Investimentos milionários para aumentar a capacidade interna
Gigantes farmacêuticos como Pfizer, MSD, AstraZeneca, Johnson & Johnson e Roche Eles estão liderando o compromisso de investimento, buscando se alinhar com políticas comerciais que priorizam a produção em território americano.
A Pfizer se destaca com um investimento adicional de US$ 70.000 bilhões destinados à pesquisa e produção no país. Esse plano foi finalizado em conjunto com um acordo com o governo que inclui reduções de preços no mercado interno.

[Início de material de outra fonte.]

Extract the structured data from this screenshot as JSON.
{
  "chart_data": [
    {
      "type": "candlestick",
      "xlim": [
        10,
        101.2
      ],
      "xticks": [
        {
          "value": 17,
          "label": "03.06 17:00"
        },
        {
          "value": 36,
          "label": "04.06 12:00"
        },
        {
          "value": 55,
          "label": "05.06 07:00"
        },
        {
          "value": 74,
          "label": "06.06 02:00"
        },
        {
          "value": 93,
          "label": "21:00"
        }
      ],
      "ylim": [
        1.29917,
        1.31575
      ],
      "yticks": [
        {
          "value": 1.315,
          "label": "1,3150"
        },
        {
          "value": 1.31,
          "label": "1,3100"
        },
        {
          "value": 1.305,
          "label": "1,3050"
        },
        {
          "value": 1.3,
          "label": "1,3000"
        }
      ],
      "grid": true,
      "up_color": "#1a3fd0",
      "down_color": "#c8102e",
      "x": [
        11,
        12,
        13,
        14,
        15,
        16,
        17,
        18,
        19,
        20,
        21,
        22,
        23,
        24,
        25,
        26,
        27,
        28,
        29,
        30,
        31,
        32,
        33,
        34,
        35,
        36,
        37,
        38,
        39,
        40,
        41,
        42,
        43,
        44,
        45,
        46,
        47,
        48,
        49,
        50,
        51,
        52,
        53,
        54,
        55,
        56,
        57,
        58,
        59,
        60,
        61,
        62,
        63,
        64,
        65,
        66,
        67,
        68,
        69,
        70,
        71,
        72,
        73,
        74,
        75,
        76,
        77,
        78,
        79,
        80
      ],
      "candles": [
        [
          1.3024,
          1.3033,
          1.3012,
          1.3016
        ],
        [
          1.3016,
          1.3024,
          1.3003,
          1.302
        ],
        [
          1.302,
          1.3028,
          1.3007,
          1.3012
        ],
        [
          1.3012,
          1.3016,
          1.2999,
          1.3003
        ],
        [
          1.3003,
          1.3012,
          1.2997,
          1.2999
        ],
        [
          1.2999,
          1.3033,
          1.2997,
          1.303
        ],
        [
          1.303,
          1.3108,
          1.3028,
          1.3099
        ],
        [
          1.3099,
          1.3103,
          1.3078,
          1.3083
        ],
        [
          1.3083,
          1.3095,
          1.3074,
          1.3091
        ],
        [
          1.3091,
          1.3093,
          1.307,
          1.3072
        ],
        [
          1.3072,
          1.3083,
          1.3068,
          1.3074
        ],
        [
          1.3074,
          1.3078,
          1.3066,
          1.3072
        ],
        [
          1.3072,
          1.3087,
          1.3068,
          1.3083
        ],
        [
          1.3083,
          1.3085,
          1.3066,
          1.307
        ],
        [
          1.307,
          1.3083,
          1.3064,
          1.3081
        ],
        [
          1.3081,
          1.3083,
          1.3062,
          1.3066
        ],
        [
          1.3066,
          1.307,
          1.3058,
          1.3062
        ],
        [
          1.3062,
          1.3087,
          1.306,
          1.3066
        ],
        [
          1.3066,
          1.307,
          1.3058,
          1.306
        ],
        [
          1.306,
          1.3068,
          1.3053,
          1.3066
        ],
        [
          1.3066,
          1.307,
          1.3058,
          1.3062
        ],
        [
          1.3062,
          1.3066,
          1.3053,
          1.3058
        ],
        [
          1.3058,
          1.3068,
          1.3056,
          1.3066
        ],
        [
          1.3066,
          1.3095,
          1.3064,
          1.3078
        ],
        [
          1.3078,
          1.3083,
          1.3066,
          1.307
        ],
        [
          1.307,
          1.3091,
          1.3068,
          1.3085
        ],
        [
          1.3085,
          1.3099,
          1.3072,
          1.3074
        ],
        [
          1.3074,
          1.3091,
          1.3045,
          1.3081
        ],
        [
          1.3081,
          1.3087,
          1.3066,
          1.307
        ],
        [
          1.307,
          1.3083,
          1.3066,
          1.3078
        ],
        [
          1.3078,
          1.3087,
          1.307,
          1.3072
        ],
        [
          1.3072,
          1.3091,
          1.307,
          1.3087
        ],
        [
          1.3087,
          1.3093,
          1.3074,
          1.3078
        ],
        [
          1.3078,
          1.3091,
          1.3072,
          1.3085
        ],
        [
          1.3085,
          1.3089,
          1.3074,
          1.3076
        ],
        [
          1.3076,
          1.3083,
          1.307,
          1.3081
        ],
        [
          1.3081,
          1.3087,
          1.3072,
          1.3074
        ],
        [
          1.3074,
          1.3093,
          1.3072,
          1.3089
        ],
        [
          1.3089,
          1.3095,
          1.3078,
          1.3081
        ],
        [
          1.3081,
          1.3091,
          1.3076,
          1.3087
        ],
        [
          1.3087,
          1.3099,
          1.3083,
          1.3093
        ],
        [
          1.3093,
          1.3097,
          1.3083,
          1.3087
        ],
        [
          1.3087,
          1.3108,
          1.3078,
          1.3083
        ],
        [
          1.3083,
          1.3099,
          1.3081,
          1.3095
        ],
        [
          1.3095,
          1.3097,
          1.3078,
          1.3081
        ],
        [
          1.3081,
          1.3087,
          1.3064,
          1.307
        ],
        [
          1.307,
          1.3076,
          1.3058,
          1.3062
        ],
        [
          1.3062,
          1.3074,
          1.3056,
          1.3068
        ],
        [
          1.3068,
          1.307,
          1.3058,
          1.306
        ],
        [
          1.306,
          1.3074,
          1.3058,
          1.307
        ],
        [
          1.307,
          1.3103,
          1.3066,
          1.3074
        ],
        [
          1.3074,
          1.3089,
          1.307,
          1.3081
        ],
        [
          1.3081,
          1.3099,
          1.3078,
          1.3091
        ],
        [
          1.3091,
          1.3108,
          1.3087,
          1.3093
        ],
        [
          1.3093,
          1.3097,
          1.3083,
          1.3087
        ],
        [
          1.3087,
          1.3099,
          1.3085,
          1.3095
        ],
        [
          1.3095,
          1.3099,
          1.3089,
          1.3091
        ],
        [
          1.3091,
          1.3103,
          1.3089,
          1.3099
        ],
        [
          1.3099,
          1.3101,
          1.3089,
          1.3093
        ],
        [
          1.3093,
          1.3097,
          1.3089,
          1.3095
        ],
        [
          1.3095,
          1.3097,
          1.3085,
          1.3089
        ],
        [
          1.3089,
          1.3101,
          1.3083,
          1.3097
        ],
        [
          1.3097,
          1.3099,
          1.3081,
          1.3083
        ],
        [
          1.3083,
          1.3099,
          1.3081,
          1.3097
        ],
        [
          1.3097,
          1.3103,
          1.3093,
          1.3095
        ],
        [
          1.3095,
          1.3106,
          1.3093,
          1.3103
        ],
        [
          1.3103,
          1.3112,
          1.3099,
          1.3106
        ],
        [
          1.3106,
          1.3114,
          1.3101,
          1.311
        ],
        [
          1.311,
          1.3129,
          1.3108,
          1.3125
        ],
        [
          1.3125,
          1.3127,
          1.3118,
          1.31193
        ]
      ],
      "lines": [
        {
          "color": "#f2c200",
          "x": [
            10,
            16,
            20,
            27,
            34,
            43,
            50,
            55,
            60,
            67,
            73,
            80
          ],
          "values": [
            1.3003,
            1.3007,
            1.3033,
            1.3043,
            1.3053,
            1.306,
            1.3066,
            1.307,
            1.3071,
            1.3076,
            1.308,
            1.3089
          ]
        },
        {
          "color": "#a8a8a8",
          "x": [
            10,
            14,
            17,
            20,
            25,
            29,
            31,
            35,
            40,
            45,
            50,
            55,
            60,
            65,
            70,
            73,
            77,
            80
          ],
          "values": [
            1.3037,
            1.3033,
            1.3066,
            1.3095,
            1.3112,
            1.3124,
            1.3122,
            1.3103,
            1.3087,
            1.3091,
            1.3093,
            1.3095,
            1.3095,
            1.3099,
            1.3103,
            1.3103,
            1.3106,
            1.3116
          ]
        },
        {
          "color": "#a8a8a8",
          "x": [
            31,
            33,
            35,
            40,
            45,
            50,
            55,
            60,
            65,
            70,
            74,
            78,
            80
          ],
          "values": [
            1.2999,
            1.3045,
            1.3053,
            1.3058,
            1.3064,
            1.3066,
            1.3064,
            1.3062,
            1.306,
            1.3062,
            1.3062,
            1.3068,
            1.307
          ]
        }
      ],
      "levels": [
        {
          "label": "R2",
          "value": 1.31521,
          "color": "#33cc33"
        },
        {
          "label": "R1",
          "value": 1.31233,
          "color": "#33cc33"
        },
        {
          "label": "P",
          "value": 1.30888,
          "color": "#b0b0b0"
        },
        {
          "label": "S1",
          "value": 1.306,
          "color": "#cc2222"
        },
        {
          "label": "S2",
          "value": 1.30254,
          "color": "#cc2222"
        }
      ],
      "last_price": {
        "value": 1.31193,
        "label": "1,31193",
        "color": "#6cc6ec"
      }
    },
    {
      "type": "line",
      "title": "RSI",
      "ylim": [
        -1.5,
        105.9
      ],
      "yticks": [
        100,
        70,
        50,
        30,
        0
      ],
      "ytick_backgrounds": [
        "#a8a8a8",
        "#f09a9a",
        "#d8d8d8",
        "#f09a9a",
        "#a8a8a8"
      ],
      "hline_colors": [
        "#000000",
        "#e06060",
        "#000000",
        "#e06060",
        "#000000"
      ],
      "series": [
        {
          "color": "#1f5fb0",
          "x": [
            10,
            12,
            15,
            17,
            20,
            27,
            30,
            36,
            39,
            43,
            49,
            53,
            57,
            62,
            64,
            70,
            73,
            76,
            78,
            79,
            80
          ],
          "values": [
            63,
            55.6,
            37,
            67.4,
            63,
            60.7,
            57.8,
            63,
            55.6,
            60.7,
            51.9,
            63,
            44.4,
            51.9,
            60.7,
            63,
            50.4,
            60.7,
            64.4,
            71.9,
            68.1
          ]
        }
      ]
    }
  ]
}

A Johnson & Johnson vai investir US$ 57.000 bilhões na construção de um centro tecnológico de última geração na Carolina do Norte.
A Roche planeja investir US$ 51.250 bilhões em novas fábricas e na expansão de instalações já existentes em diversos estados.
A AstraZeneca comprometeu-se a investir 50.000 bilhões de dólares até 2030, com foco na produção de tratamentos para controle de peso e metabolismo.
A empresa farmacêutica japonesa Takeda anunciou um plano de cinco anos, com investimento de US$ 30.000 bilhões, para fortalecer suas operações de fabricação e pesquisa e desenvolvimento (P&D) nos Estados Unidos.
Esse influxo de capital evidencia uma tendência clara na indústria global: a adaptação às exigências regulatórias e comerciais dos EUA para se protegerem contra possíveis sanções econômicas e, simultaneamente, a resposta à demanda por preços mais baixos e maior acesso a medicamentos para os cidadãos.
As empresas farmacêuticas justificaram essas decisões como movimentos estratégicos que fortalecem a capacidade de produção nacional.